E-bikes, not cars or trucks, he said, offer the fastest, easiest way to transition to doing more deliveries in a way that's mindful of the climate.
"Replacing a five-ton truck with a five-ton electric truck that's just three tons of battery isn't feasible. We don't have enough lithium iron in the world to do that, so we have to come up with smarter solutions if we're going to make that transition," he said.
URB-E bikes are engineered by Chief Technical Officer Sven Etzelsberger, previously a lead engineer at Porsche, to be high-performance machines. They attach to a container that can carry up to 800 pounds of cargo, which riders can move through cities at 12 mph thanks to the bike's high torque.

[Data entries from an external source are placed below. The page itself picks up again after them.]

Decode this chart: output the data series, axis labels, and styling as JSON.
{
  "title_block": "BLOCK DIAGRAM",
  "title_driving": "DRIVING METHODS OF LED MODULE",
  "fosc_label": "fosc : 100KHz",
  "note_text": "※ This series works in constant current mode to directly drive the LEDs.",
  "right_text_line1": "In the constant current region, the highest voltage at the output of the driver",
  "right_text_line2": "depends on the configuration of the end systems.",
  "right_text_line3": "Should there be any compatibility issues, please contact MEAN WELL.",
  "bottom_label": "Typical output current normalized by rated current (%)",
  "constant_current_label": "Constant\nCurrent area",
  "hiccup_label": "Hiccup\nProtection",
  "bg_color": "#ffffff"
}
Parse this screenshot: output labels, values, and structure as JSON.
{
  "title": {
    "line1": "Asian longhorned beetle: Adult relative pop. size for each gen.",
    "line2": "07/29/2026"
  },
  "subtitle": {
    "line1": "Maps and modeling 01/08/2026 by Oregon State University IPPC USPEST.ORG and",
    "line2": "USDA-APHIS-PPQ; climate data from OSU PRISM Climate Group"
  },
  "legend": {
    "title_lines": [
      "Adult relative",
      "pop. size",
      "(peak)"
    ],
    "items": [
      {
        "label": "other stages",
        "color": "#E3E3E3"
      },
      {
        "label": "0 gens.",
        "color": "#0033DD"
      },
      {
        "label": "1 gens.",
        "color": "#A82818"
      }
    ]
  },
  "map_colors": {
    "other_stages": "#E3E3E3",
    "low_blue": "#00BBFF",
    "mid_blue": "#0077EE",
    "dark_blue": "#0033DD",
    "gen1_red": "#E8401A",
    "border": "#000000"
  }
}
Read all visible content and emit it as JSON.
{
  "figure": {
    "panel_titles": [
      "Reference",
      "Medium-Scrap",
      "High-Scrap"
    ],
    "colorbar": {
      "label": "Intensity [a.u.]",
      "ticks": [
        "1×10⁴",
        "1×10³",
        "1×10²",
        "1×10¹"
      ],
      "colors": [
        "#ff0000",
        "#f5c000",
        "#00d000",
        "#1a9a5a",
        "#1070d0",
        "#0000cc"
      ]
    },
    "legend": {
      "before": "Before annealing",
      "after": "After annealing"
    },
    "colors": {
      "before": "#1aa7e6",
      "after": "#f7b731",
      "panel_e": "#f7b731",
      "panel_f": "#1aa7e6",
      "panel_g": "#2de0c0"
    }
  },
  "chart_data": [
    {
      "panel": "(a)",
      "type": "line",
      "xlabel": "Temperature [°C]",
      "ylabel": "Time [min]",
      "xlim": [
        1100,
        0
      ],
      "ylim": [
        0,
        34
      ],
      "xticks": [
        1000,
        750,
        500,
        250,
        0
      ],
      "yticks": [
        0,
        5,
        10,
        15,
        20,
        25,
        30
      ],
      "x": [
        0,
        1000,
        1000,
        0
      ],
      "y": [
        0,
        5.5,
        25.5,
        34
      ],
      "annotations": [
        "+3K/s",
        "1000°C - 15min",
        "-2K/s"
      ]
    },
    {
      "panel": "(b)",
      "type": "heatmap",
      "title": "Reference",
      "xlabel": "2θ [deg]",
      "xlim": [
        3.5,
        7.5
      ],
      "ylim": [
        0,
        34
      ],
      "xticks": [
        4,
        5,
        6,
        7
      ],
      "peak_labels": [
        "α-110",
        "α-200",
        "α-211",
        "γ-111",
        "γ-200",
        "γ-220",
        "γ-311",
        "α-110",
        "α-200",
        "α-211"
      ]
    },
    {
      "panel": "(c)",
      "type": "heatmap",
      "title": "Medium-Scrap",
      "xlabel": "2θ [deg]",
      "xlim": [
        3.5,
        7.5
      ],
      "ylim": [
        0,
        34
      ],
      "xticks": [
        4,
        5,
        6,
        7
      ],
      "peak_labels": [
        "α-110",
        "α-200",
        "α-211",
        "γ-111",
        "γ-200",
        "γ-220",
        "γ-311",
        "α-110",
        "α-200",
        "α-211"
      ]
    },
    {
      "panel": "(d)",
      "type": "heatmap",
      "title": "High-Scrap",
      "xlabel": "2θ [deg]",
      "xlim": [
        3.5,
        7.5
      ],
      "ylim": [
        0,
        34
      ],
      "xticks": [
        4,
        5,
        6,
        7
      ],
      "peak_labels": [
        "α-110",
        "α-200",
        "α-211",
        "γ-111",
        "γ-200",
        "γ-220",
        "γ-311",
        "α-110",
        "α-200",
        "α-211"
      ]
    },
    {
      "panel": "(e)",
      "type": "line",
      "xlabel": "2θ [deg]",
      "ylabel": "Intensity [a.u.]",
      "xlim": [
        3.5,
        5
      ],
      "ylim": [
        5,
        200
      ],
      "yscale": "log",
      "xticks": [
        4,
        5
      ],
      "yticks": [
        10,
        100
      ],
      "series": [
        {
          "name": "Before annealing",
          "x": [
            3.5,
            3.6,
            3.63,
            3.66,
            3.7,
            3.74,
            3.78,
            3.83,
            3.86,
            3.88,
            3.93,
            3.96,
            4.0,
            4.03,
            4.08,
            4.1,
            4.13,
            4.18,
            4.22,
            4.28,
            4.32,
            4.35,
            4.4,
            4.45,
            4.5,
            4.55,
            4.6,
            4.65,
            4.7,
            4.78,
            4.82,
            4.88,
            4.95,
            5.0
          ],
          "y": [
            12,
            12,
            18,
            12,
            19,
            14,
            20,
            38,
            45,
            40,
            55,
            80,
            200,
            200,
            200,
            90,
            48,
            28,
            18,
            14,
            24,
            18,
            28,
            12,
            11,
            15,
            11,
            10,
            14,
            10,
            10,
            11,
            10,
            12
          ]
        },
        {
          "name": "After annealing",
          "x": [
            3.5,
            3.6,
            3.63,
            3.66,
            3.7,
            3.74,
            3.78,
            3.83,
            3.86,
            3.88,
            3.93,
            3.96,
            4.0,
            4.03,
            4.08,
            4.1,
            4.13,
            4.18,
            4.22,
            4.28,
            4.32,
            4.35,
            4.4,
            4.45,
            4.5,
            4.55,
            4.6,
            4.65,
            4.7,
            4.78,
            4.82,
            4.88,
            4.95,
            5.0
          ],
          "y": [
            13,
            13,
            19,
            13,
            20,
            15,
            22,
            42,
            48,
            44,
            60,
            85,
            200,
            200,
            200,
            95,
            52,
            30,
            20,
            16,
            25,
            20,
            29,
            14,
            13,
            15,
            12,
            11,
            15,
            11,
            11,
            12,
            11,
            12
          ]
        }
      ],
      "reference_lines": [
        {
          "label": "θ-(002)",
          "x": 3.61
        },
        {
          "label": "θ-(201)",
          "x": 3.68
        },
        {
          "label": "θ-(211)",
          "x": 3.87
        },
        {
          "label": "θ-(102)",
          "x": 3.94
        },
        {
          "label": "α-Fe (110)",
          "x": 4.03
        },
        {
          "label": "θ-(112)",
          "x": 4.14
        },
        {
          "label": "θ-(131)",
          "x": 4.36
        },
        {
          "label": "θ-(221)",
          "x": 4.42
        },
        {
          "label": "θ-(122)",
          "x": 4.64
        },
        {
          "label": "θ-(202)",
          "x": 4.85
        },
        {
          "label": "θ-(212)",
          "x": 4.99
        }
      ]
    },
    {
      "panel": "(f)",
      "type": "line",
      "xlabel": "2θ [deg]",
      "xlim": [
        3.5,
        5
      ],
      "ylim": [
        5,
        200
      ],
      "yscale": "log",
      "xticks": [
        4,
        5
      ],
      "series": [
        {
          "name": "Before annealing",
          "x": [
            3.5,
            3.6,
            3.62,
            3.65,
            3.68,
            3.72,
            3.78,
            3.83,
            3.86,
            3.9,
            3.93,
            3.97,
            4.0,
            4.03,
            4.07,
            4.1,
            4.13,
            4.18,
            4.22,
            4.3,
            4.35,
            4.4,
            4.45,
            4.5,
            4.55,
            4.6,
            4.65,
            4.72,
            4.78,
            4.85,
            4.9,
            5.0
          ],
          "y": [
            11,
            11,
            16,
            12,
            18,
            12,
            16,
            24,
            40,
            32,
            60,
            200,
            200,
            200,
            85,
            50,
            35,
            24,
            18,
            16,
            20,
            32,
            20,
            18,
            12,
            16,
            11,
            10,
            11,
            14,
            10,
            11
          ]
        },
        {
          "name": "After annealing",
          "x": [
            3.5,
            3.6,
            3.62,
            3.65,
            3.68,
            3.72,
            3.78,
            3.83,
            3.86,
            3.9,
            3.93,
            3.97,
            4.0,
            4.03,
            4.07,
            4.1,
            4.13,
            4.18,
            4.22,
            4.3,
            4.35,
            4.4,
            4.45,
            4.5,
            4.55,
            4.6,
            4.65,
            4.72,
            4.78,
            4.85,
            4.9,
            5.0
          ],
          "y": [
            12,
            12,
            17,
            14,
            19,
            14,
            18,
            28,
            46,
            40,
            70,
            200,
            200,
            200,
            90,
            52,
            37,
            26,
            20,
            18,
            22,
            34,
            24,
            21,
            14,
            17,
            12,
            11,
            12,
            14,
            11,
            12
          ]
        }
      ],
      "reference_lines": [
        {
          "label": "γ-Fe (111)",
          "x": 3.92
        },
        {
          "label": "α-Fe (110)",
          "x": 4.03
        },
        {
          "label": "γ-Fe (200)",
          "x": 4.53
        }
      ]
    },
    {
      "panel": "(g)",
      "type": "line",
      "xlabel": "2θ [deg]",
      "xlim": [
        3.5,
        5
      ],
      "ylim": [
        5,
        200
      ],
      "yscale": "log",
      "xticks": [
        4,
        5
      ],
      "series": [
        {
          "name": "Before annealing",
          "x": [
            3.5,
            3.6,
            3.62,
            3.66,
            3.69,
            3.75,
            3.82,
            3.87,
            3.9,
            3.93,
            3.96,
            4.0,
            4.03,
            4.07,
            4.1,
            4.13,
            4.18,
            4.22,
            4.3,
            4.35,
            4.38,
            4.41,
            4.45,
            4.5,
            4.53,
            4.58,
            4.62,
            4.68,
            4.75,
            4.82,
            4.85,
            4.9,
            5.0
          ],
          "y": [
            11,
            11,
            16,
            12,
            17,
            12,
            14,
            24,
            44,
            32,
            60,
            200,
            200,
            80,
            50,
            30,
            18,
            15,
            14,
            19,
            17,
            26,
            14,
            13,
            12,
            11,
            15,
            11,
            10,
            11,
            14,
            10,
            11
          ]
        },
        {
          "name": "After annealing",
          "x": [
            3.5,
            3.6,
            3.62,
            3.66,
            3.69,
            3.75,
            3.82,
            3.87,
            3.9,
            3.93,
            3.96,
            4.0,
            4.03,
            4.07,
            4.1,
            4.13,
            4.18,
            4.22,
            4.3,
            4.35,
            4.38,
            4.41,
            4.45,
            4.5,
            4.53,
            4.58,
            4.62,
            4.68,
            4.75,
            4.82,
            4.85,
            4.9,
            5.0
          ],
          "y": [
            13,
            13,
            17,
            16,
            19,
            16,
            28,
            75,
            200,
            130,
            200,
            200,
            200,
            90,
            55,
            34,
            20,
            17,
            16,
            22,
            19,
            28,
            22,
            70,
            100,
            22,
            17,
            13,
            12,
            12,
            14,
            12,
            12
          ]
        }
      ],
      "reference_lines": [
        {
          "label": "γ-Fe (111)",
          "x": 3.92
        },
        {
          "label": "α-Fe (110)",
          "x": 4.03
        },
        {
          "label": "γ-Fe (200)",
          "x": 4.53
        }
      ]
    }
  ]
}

"Our first application is mostly same-day delivery, but we're also doing parcel delivery with some companies," Jolley said. "So a big company might bring a truck to the edge of a neighborhood like Santa Monica, and inside the truck would be containers they could pull out to waiting bikes, who'd do the last-mile delivery."
URB-E will deploy this exact concept in Santa Monica and Downtown Los Angeles this year, and will also update the e-scooters it uses in Pasadena with e-bikes.
The startup doesn't compete with existing delivery providers but works with them. So, for example, a business could provide its own drivers to use URB-E's system, or a delivery provider that already works with a grocery store or retailer could rent URB-E's fleet and technology platform on an hourly basis. Those delivery companies would then save on equipment, maintenance and storage costs.
"It's really trying to make all of the infrastructure, technology, software and equipment just completely turnkey," Jolley said.